Excellent stuff! However, the real coolness starts with the incremental transfers - instead of transferring the whole lot again, we can just send only the bits of data that actually changed - this will drastically reduce bandwidth and the time taken to replicate data, making a "cron" based system of periodic snapshots and transfers feasable.
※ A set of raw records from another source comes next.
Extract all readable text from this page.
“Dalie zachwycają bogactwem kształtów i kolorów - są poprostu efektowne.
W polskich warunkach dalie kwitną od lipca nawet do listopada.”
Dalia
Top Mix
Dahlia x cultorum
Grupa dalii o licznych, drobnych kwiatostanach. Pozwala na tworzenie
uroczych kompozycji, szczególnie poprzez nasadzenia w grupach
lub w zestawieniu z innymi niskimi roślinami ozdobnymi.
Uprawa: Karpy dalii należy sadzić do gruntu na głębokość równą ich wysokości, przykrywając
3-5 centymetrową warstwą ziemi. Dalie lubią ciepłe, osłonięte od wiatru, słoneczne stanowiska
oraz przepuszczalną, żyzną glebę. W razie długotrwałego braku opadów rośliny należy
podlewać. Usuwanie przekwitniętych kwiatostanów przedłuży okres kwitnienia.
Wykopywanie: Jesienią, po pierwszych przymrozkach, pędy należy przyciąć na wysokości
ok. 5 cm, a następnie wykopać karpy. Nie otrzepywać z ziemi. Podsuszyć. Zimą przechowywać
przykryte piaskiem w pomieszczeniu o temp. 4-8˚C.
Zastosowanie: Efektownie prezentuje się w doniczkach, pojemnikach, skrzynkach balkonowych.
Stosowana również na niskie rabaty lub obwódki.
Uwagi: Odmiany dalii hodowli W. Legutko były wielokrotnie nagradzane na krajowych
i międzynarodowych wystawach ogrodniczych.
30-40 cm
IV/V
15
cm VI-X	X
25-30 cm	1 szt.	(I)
To demonstrate this, I’ll unpack another tarball (this time, GNU bison) on the master so I have some more data to send :

[root@solaris]$ cd /master/data
[root@solaris]$ gtar xzf ~/bison-2.3.tar.gz

And we’ll now make a second snapshot, and transfer differences between this one and the last :

[root@solaris]$ zfs snapshot master/data@2
[root@solaris]$ zfs send -i master/data@1 master/data@2 | zfs receive slave/data

Checking to see what’s happened, we see the slave has gained another snapshot:

[root@solaris]$ zfs list
NAME USED AVAIL REFER MOUNTPOINT
master 10.2M 53.3M 25.5K /master
master/data 10.1M 53.3M 10.1M /master/data
master/data@1 32.5K - 3.15M -
master/data@2 0 - 10.1M -
slave 10.2M 53.3M 25.5K /slave
slave/data 10.1M 53.3M 10.1M /slave/data
slave/data@1 32.5K - 3.15M -
slave/data@2 0 - 10.1M -

And our new data is now there as well :

[root@solaris]$ ls /slave/data/
bison-2.3 grep-2.5.1

And that’s it. All that remains to turn this into a production system between two hosts is for a periodic cron job to be written that runs at the appropriate intervals (daily, or even every minute if need be) and snapshots the filesystem before transferring it. You’ll also likely want to have another job that clears out old snapshots, or maybe archives them off somewhere.